Au moment où se clôture le cinquantième anniversaire du festival International du Film Africain de Ouagadougou (le Fespaco), une bien triste nouvelle nous est arrivée, la disparition de Abid Med Hondo, doyen des cinéastes mauritaniens et figure éminente des pères fondateurs des cinémas d’Afrique sub-saharienne.
Son œuvre aura marqué de manière conséquente la mémoire des cinéphiles intéressés aux cinémas du sud.
Comment oublier des films clés, des films phares comme Soleil Ô (1969) ou Les Bicots nègres vos voisins, (1973) ? Des films qui ont participé à la découverte des hommes venus d’Afrique pour tenter de gagner leur vie en Europe par le public français. Des films qui ont anticipé le regard porté par les cinéastes jaillis du grand mouvement de Mai Soixante-Huit en France. Des films précurseurs puisque Soleil Ô a été filmé à partir de 1966 par un jeune inconnu, comédien et cinéaste, qui ne trouvait pas de financement pour entamer son œuvre.
Sélectionné à Cannes, Soleil Ô film audacieux s’il en est, a en conséquence été en butte à bien des censures, en Europe comme sur le contient africain. Son film osait mettre en cause les politiques d’immigrations des hommes au pouvoir au moment de sa sortie en salles, en France comme en Afrique. Le film n’en est pas moins devenu un classique.
Sa carrière de réalisateur n’a pas pu être aussi féconde que son talent le disait dès sa première œuvre, mais Med Hondo a eu la chance de pouvoir développer ses talents de comédiens de doublage pour des stars américaines comme Eddy Murphie (28 films) et Morgan Freeman (17 films)… Il fut même un temps responsable syndical des doubleurs professionnels pour le cinéma français !

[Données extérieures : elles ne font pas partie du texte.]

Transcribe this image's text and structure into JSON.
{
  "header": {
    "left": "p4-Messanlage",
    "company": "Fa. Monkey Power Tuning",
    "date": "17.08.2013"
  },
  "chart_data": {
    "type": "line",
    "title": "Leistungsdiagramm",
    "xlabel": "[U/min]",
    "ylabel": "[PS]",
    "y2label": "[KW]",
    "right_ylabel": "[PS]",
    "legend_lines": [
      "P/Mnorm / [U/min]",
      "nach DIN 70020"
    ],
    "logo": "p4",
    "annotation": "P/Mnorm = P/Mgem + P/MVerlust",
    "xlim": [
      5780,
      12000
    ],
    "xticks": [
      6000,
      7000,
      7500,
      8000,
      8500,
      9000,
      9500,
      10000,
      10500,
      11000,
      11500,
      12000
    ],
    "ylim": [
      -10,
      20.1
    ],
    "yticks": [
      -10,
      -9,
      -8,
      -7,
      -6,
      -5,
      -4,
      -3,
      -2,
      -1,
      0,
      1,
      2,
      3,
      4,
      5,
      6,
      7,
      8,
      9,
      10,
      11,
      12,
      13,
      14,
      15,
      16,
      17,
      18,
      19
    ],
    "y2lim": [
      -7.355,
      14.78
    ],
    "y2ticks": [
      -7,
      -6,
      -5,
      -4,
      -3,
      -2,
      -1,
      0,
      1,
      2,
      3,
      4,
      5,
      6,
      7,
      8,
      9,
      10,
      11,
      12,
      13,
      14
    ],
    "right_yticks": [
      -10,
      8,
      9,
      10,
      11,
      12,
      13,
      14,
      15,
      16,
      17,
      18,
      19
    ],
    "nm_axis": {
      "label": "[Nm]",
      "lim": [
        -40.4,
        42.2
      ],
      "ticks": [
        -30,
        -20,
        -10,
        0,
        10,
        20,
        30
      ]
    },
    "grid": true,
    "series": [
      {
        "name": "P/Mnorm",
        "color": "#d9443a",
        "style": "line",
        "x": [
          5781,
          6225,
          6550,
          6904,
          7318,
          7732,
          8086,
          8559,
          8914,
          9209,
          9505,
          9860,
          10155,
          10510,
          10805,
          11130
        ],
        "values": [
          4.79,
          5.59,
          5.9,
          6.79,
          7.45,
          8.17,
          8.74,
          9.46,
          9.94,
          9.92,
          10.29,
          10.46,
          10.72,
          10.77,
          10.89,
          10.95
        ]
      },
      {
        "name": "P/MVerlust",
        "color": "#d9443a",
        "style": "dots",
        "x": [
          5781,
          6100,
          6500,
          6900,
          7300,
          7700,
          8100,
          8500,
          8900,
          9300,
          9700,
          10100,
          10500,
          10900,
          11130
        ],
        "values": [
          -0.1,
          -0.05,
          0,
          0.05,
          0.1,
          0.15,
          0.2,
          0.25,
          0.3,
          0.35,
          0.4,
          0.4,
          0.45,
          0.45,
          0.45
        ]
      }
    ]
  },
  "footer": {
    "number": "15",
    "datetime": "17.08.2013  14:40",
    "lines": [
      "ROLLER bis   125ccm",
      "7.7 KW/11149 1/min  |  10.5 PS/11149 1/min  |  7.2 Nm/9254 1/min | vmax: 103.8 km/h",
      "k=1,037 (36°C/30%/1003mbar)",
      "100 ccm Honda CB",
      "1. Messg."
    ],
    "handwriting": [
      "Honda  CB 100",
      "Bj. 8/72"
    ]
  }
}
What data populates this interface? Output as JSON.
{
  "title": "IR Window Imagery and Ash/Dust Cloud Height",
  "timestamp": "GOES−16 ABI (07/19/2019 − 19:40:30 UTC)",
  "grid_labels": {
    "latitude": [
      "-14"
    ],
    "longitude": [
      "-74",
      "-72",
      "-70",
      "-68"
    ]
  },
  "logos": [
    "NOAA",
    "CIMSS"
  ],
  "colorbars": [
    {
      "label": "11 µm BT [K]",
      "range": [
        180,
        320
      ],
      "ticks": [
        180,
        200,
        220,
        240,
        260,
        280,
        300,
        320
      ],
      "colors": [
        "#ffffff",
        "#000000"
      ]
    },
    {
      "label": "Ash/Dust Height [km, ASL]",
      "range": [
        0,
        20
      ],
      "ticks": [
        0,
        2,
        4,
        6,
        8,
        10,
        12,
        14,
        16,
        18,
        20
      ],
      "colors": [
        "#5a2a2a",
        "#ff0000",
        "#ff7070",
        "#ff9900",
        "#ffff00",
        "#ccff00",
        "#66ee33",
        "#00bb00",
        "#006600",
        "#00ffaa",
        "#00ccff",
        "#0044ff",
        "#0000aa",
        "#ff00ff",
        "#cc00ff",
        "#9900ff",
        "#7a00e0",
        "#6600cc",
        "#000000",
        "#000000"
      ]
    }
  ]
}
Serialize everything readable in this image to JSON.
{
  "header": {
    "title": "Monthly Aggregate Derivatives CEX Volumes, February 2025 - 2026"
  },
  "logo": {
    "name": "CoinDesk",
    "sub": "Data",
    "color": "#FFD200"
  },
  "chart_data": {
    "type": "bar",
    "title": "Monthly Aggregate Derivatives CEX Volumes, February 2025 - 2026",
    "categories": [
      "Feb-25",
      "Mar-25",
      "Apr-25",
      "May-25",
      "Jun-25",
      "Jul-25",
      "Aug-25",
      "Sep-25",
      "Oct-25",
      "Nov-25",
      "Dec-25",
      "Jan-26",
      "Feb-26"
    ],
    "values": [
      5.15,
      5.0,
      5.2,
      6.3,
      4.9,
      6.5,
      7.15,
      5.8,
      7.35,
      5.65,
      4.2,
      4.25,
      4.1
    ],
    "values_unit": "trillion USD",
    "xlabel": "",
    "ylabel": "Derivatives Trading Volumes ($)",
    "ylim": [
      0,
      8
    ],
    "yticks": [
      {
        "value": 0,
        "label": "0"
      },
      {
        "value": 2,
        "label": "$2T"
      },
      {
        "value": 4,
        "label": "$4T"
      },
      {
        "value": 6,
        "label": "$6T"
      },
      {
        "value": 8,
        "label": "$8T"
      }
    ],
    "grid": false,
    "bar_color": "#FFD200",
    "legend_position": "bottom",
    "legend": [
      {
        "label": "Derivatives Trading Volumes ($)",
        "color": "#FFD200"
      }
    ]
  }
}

L’homme qui nous a quitté ce 2 mars est une figure essentielle de l’histoire des cinémas d’Afrique, il rejoint le Tunisien Tahar Cheriaa et le Sénégalais Sembène Ousmane, au Fronton des Pères Fondateurs du cinéma et de l’audiovisuel du Continent africain.
Jusqu’à ses derniers instants il aura gardé son regard droit, transperçant, interrogateur et attentif aux siens. Un regard incisif sur le monde qui l’entoure.
Med tu nous manques déjà.
Le Festival d’Amiens se joint au deuil de sa famille et à ceux des cinéphiles du Continent.